The founder of the youth hostel movement was a German teacher, Richard Schirrmann. He was a believer in learning by direct observation and often took his classes on excursions and hiking trips. The hiking trips could last several days, and Schirrmann and his pupils would find accommodation in farm buildings.
On one of these excursions, on 26 August 1909, the group was caught in a thunderstorm. They finally found shelter in a school building in the Bröl Valley. The headmaster let them use a classroom and a farmer gave them some straw to sleep on and some milk for their evening meal. The storm raged the whole night. While the boys slept, Schirrmann lay awake. That was when he had an idea…


 Only an hour or so's drive North of Liverpool and we can stay in the midst of the 'fells' or mountains of the Lake District. Here are some of the grounds of our new home (for as long as we choose to stay).


But, as beautiful as the hostel and gardens are, the greater beauty calls us. We climb from the tamed lawns of Grasmere up a steep but carefully laid stone path into the blue-topped hills above. It is still early morning and long shadows show up the hills like actors on a stage.

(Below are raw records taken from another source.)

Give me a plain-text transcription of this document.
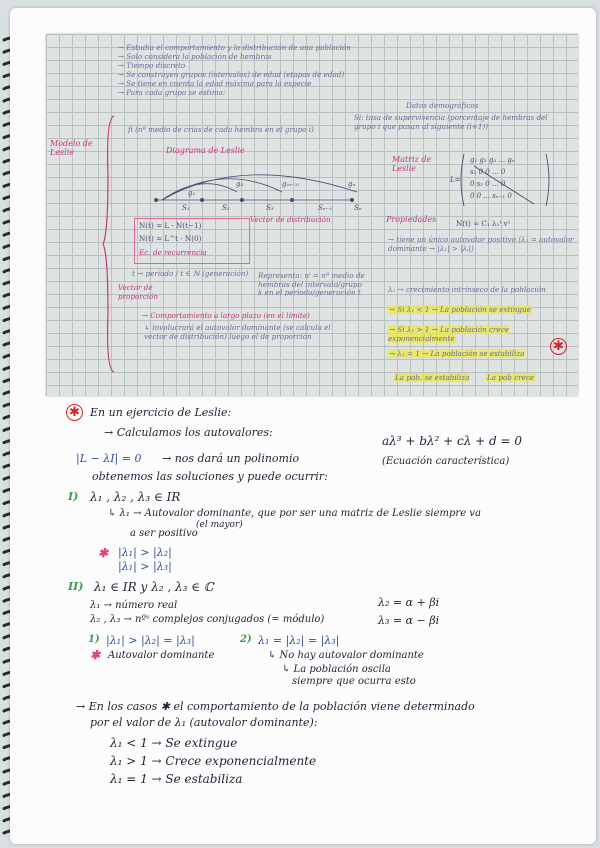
→ Estudia el comportamiento y la distribución de una población
→ Solo considera la población de hembras
→ Tiempo discreto
→ Se construyen grupos (intervalos) de edad (etapas de edad)
→ Se tiene en cuenta la edad máxima para la especie
→ Para cada grupo se estima:
Modelo de Leslie
Datos demográficos
fi (nº medio de crías de cada hembra en el grupo i)
Si: tasa de supervivencia (porcentaje de hembras del grupo i que pasan al siguiente (i+1))
Diagrama de Leslie
Matriz de Leslie
g₁
g₃	g₍ₙ₋₁₎	gₙ
S₁	S₂	S₃	Sₙ₋₁	Sₙ
L=
g₁ g₂ g₃ ... gₙ
s₁ 0 0 ... 0
0 s₂ 0 ... 0
0 0 ... sₙ₋₁ 0
N(t) = L · N(t−1)
N(t) = L^t · N(0)
Ec. de recurrencia
Vector de distribución
t → período / t ∈ ℕ (generación)
Vector de proporción
Representa: nⁱ = nº medio de hembras del intervalo/grupo k en el período/generación t
→ Comportamiento a largo plazo (en el límite)
↳ involucrará el autovalor dominante (se calcula el vector de distribución) luego el de proporción
Propiedades	N(t) ≃ C₁ λ₁ᵗ v¹
→ tiene un único autovalor positivo (λ₁ = autovalor dominante → |λ₁| > |λᵢ|)
λ₁ → crecimiento intrínseco de la población
→ Si λ₁ < 1 → La población se extingue
→ Si λ₁ > 1 → La población crece exponencialmente
→ λ₁ = 1 → La población se estabiliza
La pob. se estabiliza La pob crece
✱
✱ En un ejercicio de Leslie:
→ Calculamos los autovalores:
|L − λI| = 0 → nos dará un polinomio
aλ³ + bλ² + cλ + d = 0
(Ecuación característica)
obtenemos las soluciones y puede ocurrir:
I) λ₁ , λ₂ , λ₃ ∈ IR
↳ λ₁ → Autovalor dominante, que por ser una matriz de Leslie siempre va
(el mayor)
a ser positivo
✱ |λ₁| > |λ₂|
|λ₁| > |λ₃|
II) λ₁ ∈ IR y λ₂ , λ₃ ∈ ℂ
λ₁ → número real
λ₂ , λ₃ → nºˢ complejos conjugados (= módulo)
λ₂ = α + βi
λ₃ = α − βi
1) |λ₁| > |λ₂| = |λ₃|
✱ Autovalor dominante
2) λ₁ = |λ₂| = |λ₃|
↳ No hay autovalor dominante
↳ La población oscila
siempre que ocurra esto
→ En los casos ✱ el comportamiento de la población viene determinado
por el valor de λ₁ (autovalor dominante):
λ₁ < 1 → Se extingue
λ₁ > 1 → Crece exponencialmente
λ₁ = 1 → Se estabiliza
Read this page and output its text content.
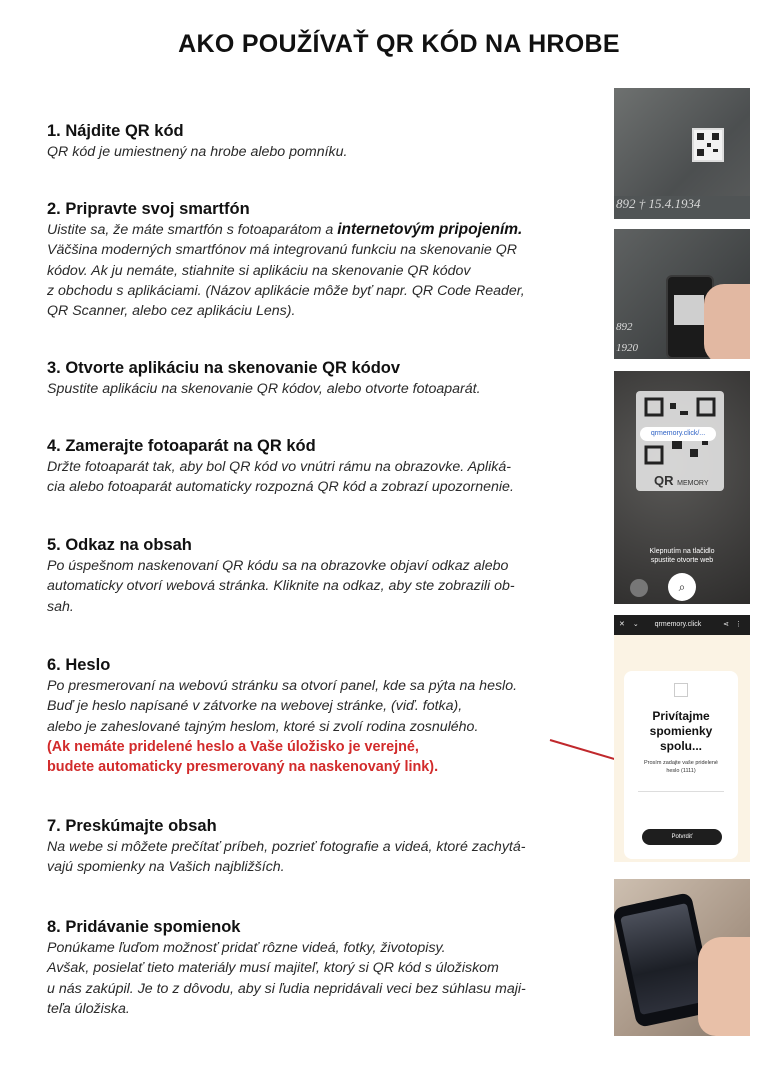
AKO POUŽÍVAŤ QR KÓD NA HROBE
1. Nájdite QR kód

QR kód je umiestnený na hrobe alebo pomníku.

2. Pripravte svoj smartfón

Uistite sa, že máte smartfón s fotoaparátom a internetovým pripojením.

Väčšina moderných smartfónov má integrovanú funkciu na skenovanie QR

kódov. Ak ju nemáte, stiahnite si aplikáciu na skenovanie QR kódov

z obchodu s aplikáciami. (Názov aplikácie môže byť napr. QR Code Reader,

QR Scanner, alebo cez aplikáciu Lens).

3. Otvorte aplikáciu na skenovanie QR kódov

Spustite aplikáciu na skenovanie QR kódov, alebo otvorte fotoaparát.

4. Zamerajte fotoaparát na QR kód

Držte fotoaparát tak, aby bol QR kód vo vnútri rámu na obrazovke. Apliká-

cia alebo fotoaparát automaticky rozpozná QR kód a zobrazí upozornenie.

5. Odkaz na obsah

Po úspešnom naskenovaní QR kódu sa na obrazovke objaví odkaz alebo

automaticky otvorí webová stránka. Kliknite na odkaz, aby ste zobrazili ob-

sah.

6. Heslo

Po presmerovaní na webovú stránku sa otvorí panel, kde sa pýta na heslo.

Buď je heslo napísané v zátvorke na webovej stránke, (viď. fotka),

alebo je zaheslované tajným heslom, ktoré si zvolí rodina zosnulého.

(Ak nemáte pridelené heslo a Vaše úložisko je verejné,

budete automaticky presmerovaný na naskenovaný link).

7. Preskúmajte obsah

Na webe si môžete prečítať príbeh, pozrieť fotografie a videá, ktoré zachytá-

vajú spomienky na Vašich najbližších.

8. Pridávanie spomienok

Ponúkame ľuďom možnosť pridať rôzne videá, fotky, životopisy.

Avšak, posielať tieto materiály musí majiteľ, ktorý si QR kód s úložiskom

u nás zakúpil. Je to z dôvodu, aby si ľudia nepridávali veci bez súhlasu maji-

teľa úložiska.

892 † 15.4.1934
892
1920
QR MEMORY
qrmemory.click/...
Klepnutím na tlačidlo
spustite otvorte web
⌕
✕ ⌄ qrmemory.click	⋖ ⋮
Privítajme
spomienky
spolu...
Prosím zadajte vaše pridelené
heslo (1111)
Potvrdiť
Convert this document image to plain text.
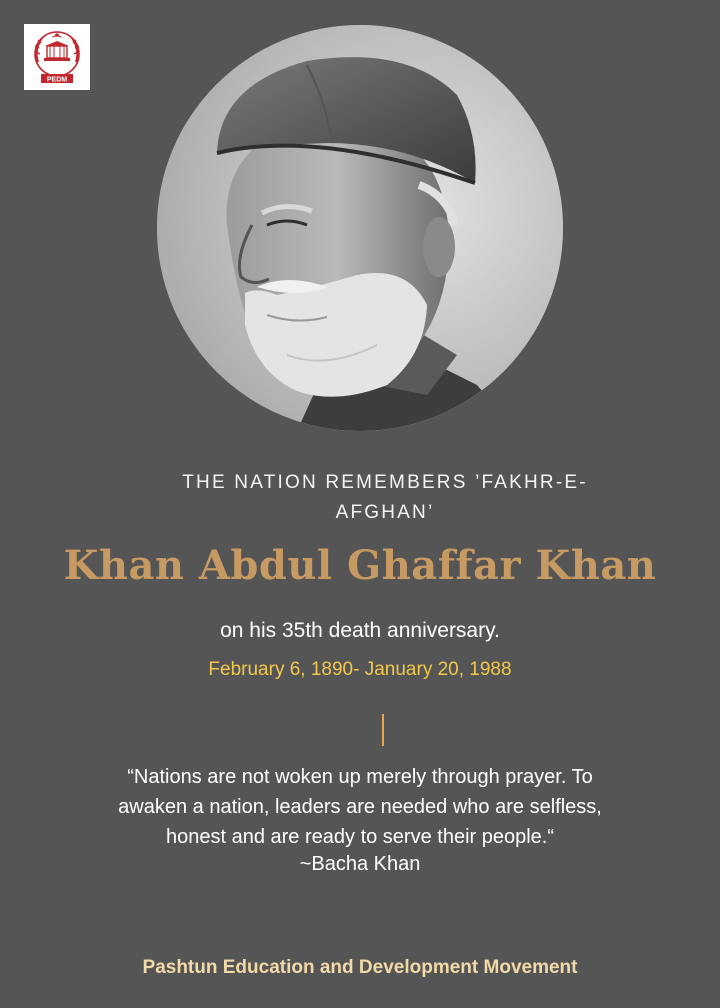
PEDM
THE NATION REMEMBERS ’FAKHR-E-AFGHAN’
Khan Abdul Ghaffar Khan
on his 35th death anniversary.
February 6, 1890- January 20, 1988
“Nations are not woken up merely through prayer. To
awaken a nation, leaders are needed who are selfless,
honest and are ready to serve their people.“
~Bacha Khan
Pashtun Education and Development Movement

The Herdwick sheep are not quite ready for visitors.



I watch nervously as some of our party head for what looks like the edges of solid ground




only to see that new platforms lie safely beyond.


We skim the top of the crags and look down towards Dove Cottage, Wordsworth's first home which was  ‘crammed edge full’ with his family and guests and then follow across a ridge to Rydal Mount where he spent his final years. Past Rydal Mount is a huge stately home called Rydal Hall on the grounds of which gushes a slender mill stream overlooked by a terrace cafe. We stop for a lunch of soup, paninis and cappucinos and then press on, downwards this time, to Rydal Water.
William Wordsworth helped to choose the site of chapel of St Mary in Rydal, where originally an orchard stood. 

There are caves mentioned on our map and we climb the other side of the valley to investigate. We didn't expect anything as dramatic as these. At first we thought we saw bats but then realised the 'Scooby-Doo' squeaks were those of swallows. This is 'Swallows and Amazons' country after all.

Rydal Cave where swallows swoop





Cosseted again by the homely shores of Grasmere, we visit the tiniest of shops (I am taking this photograph with my back against the farthest wall) for the gingerbread Wordsworth was said to have yearned for.